O presidente do Tribunal afirmou que o prazo de 20 a 40 dias para que o novo pleito seja agendado, conforme a orientação do Tribunal Superior Eleitoral (TSE), começou a vigorar ontem mesmo - logo após ele ter recebido o ofício da 41 Zona Eleitoral de Londrina com o recálculo dos votos do primeiro turno. Os números foram encaminhados anteontem por fax pelo juiz Mário Nini Azzolini, que se baseou na invalidação dos votos do prefeito eleito, Antonio Belinati (PP), e os percentuais resultantes do segundo e terceiro colocados, respectivamente Luiz Carlos Hauly (PSDB) e Barbosa Neto (PDT). São eles os nomes do segundo turno, já que nenhum, pelo recálculo, obteve 50% dos votos válidos mais um.

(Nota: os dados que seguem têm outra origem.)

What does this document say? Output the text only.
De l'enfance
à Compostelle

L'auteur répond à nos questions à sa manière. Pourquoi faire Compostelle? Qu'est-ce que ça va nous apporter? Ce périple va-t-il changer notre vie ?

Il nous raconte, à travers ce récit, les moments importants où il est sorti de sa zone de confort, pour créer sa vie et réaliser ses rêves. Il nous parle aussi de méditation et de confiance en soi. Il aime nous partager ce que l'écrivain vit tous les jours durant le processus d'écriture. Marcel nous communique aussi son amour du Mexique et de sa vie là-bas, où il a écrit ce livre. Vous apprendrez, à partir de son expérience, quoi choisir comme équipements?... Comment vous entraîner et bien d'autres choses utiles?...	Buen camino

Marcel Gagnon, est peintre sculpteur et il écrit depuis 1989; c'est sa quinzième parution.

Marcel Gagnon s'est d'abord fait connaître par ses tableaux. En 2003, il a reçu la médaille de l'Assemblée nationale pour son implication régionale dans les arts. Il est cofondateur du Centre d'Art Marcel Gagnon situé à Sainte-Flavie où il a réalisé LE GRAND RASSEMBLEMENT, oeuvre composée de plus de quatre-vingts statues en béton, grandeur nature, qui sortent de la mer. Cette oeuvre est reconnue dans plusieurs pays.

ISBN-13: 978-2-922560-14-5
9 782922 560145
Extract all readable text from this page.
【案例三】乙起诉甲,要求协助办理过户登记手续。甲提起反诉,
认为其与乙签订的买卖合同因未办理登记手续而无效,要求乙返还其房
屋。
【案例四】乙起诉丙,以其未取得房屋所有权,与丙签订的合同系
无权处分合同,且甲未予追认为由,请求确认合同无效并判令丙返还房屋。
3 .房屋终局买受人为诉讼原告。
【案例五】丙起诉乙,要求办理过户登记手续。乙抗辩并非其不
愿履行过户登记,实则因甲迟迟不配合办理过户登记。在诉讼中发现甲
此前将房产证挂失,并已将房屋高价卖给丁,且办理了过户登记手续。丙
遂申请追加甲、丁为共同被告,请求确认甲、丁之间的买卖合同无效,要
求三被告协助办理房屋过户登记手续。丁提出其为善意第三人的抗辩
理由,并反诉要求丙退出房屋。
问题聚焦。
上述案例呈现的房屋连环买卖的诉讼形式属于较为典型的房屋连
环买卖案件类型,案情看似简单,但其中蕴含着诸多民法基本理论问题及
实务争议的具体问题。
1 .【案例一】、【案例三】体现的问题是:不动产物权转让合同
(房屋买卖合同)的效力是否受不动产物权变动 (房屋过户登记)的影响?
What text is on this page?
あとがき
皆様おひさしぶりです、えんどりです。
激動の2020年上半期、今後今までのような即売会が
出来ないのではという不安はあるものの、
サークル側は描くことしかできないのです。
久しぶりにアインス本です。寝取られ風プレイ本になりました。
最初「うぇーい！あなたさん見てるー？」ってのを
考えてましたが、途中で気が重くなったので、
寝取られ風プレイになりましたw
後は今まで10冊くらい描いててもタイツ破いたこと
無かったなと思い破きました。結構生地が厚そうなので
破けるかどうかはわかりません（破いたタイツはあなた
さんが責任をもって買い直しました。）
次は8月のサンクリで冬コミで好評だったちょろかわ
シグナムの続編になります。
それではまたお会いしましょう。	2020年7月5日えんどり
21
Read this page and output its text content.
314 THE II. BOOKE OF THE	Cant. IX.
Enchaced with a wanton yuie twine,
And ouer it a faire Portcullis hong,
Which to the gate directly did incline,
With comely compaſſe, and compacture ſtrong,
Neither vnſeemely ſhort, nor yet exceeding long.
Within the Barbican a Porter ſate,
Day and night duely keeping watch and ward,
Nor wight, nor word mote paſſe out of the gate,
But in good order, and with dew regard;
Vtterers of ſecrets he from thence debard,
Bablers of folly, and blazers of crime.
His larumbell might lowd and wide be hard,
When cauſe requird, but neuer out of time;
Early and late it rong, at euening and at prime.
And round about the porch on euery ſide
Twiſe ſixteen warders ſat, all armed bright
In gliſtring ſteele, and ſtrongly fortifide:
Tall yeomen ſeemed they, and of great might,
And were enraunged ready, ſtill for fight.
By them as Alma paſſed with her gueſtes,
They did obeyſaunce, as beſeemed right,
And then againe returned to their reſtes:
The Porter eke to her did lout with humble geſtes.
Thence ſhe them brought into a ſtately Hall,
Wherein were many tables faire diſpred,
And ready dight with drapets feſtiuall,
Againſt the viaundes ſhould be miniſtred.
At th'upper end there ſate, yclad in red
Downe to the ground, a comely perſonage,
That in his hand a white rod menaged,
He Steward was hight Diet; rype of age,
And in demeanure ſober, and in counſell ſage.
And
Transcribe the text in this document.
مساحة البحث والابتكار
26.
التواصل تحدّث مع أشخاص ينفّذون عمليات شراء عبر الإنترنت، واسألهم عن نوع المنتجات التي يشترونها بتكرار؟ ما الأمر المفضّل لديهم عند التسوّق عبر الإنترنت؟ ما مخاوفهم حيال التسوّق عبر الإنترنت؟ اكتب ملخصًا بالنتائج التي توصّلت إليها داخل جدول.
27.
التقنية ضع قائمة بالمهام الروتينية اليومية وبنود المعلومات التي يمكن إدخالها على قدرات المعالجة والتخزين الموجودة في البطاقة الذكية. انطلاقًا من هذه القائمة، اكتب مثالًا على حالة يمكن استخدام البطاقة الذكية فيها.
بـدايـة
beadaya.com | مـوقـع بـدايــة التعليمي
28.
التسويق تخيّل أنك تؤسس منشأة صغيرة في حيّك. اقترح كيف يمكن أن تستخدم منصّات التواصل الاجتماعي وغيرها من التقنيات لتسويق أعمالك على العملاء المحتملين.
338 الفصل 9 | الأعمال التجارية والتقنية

De acordo com o presidente do TRE, o caso de Londrina, com definição de data do novo pleito, deverá ficar para a primeira sessão do plenário - ou seja, 20 de janeiro. ''Teremos de expedir uma resolução disciplinando as eleições; agora, é começar a trabalhar nisso'', disse Sarrão. Indagado sobre a possibilidade de haver sessões extraordinárias antes do dia 20, o desembargador afirmou que vai depender da anuência dos ministros para tal. Contudo, ressalvou: ''O TSE definiu (pela consulta do TRE do Piauí e em ofício de orientação aos TREs do Brasil) que os procedimentos fossem aplicados imediatamente ao julgamento do candidato - mas isso não obsta que ele obtenha recurso junto ao Supremo (Tribunal Federal). Se ele consegue reverter a decisão, ou mesmo obtém uma cautelar, considerando que os ministros despacham durante o recesso, o novo segundo turno é interrompido'', afirmou o desembargador, ao justificar a resposta do TRE ao londrinense, mais provavelmente, apenas dia 20.
Por outro lado, Sarrão lembrou que a defesa de Belinati só pode interpor a medida uma vez publicado o acórdão com a decisão da semana passada, contrária aos dois embargos. ''Sem o acórdão publicado, vejo dificuldade para eles interporem recursos.'' A respeito dos prazos, o desembargador frisou: ''Antes de fevereiro não é possível, dadas todas as fases que precisam ser executadas na campanha. Mas os ministros vão decidir, não basta a minha opinião'', eximiu-se.
Belinati
No fim do dia, em entrevista à rádio CBN Londrina, o advogado de Belinati, Eduardo Franco, informou que não vai solicitar ao STF medida cautelar com efeito suspensivo contra os embargos negados a Belinati pelo TSE, na madrugada da última sexta. ''A decisão foi do próprio Belinati - ele não quer obter uma liminar, ter de renunciar ao mandato de deputado estadual, para assumir a Prefeitura, e correr o risco de ter um julgamento desfavorável, no Supremo, e perder os dois mandatos'', explicou Franco. ''Mas ainda preparamos o recurso extraordinário'', destacou.